Spanish-German wind company Siemens Gamesa has this week unveiled what it says is the world’s first recyclable wind turbine blade – the aptly named RecyclableBlade. The first six of these blades (measuring 81 metres) have been produced at the group’s blade factory in Aalborg, Denmark and are to be installed at the German Kaskasi offshore wind farm, with Siemens Gamesa collaborating with German utility RWE to get the project up and running. Power production from the site is expected to start in 2022.
The group also said it was in talks with EDF Renewables to deploy sets of its blades at future offshore wind farms.
”The time to tackle the climate emergency is now, and we need to do it in a holistic way,” said Andreas Nauen, CEO of Siemens Gamesa. “In pioneering wind circularity – where elements contribute to a circular economy of the wind industry – we have reached a major milestone in a society that puts care for the environment at its heart. The RecyclableBlade is another tangible example of how Siemens Gamesa is leading technological development in the wind industry.”
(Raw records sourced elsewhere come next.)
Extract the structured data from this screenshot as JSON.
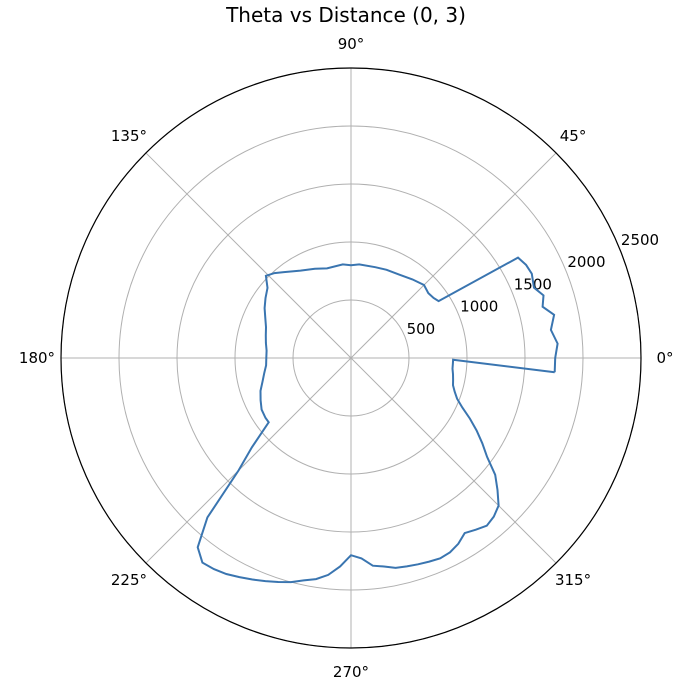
{
  "chart_data": {
    "type": "line",
    "projection": "polar",
    "title": "Theta vs Distance (0, 3)",
    "theta_ticks": [
      {
        "deg": 0,
        "label": "0°"
      },
      {
        "deg": 45,
        "label": "45°"
      },
      {
        "deg": 90,
        "label": "90°"
      },
      {
        "deg": 135,
        "label": "135°"
      },
      {
        "deg": 180,
        "label": "180°"
      },
      {
        "deg": 225,
        "label": "225°"
      },
      {
        "deg": 270,
        "label": "270°"
      },
      {
        "deg": 315,
        "label": "315°"
      }
    ],
    "r_ticks": [
      {
        "value": 500,
        "label": "500"
      },
      {
        "value": 1000,
        "label": "1000"
      },
      {
        "value": 1500,
        "label": "1500"
      },
      {
        "value": 2000,
        "label": "2000"
      },
      {
        "value": 2500,
        "label": "2500"
      }
    ],
    "rlim": [
      0,
      2500
    ],
    "grid": true,
    "series_color": "#3a75b0",
    "series": [
      {
        "theta_deg": [
          -4,
          0,
          4,
          8,
          12,
          15,
          18,
          21,
          25,
          28,
          31,
          33,
          36,
          40,
          45,
          52,
          60,
          68,
          75,
          85,
          90,
          95,
          105,
          112,
          120,
          128,
          132,
          136,
          140,
          145,
          150,
          155,
          160,
          165,
          170,
          175,
          180,
          185,
          190,
          195,
          200,
          205,
          210,
          215,
          218,
          222,
          225,
          228,
          231,
          234,
          237,
          240,
          243,
          246,
          249,
          252,
          255,
          258,
          261,
          264,
          267,
          270,
          273,
          276,
          279,
          282,
          285,
          288,
          291,
          294,
          297,
          300,
          303,
          306,
          309,
          312,
          315,
          318,
          321,
          324,
          327,
          330,
          333,
          336,
          339,
          342,
          345,
          348,
          351,
          354,
          357,
          359
        ],
        "r": [
          1760,
          1760,
          1785,
          1740,
          1790,
          1710,
          1745,
          1690,
          1720,
          1710,
          1680,
          900,
          880,
          870,
          890,
          860,
          830,
          820,
          810,
          810,
          800,
          810,
          800,
          830,
          870,
          940,
          985,
          1020,
          940,
          900,
          860,
          815,
          780,
          760,
          745,
          730,
          730,
          735,
          760,
          790,
          830,
          860,
          890,
          900,
          900,
          1150,
          1370,
          1850,
          2100,
          2180,
          2170,
          2150,
          2120,
          2090,
          2060,
          2030,
          2000,
          1960,
          1930,
          1880,
          1800,
          1700,
          1730,
          1800,
          1820,
          1850,
          1860,
          1870,
          1880,
          1890,
          1880,
          1850,
          1800,
          1830,
          1860,
          1840,
          1800,
          1700,
          1600,
          1450,
          1350,
          1250,
          1150,
          1050,
          980,
          940,
          910,
          900,
          890,
          880,
          880,
          880
        ]
      }
    ]
  }
}
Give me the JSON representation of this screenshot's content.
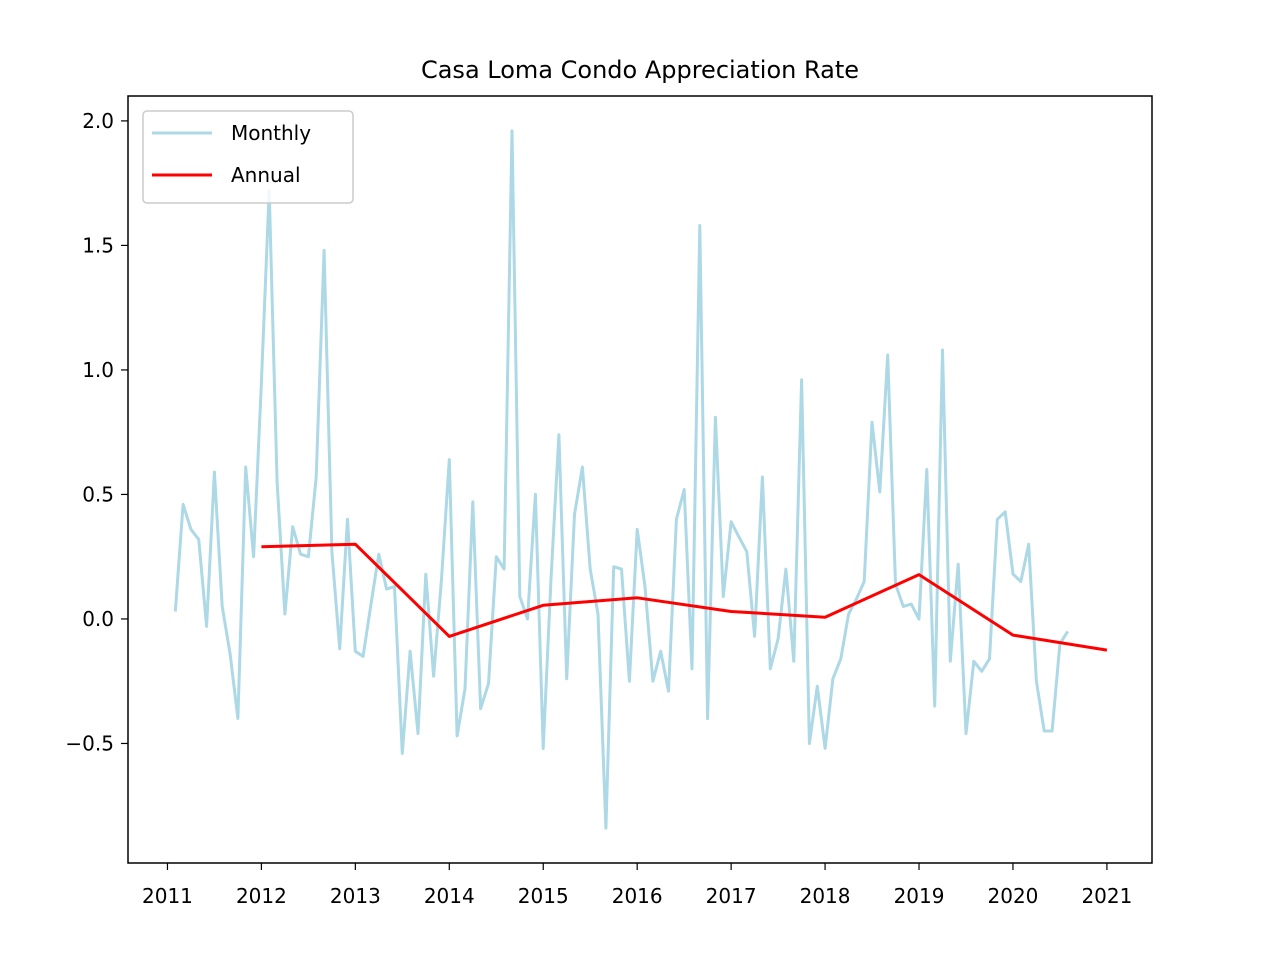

The problem of disposing of wind turbine materials is not an insignificant one. While the units work in great service of a clean economy, many of the components are not easily recyclable and so often end up in landfill. With installation of these turbines only anticipated to rise as regions look to ramp up wind power, finding effective ways of repurposing or recycling the materials is a worthy cause.
According to Siemens Gamesa, its blades tackle the problem through using a new type of resin which ‘makes it possible to efficiently separate the resin from the other components at the end of the blade’s working life’. The group says this process is a ‘mild’ one that protects materials as they are separated, allowing them to be repurposed in other applications.
The group has set a target of making all turbines fully recyclable by 2040 under its ‘Sustainability Vision’ initiative.
”Our aspiration is to produce wind turbines that can generate renewable electricity for 20-30 years,” said Gregorio Acero, Head of Quality Management & Health, Safety, and Environment at Siemens Gamesa. “When they reach the end of their useful life, we can separate the materials and use them for new relevant applications. The RecyclableBlade is a great step in that direction and well ahead of our 2040 goal.”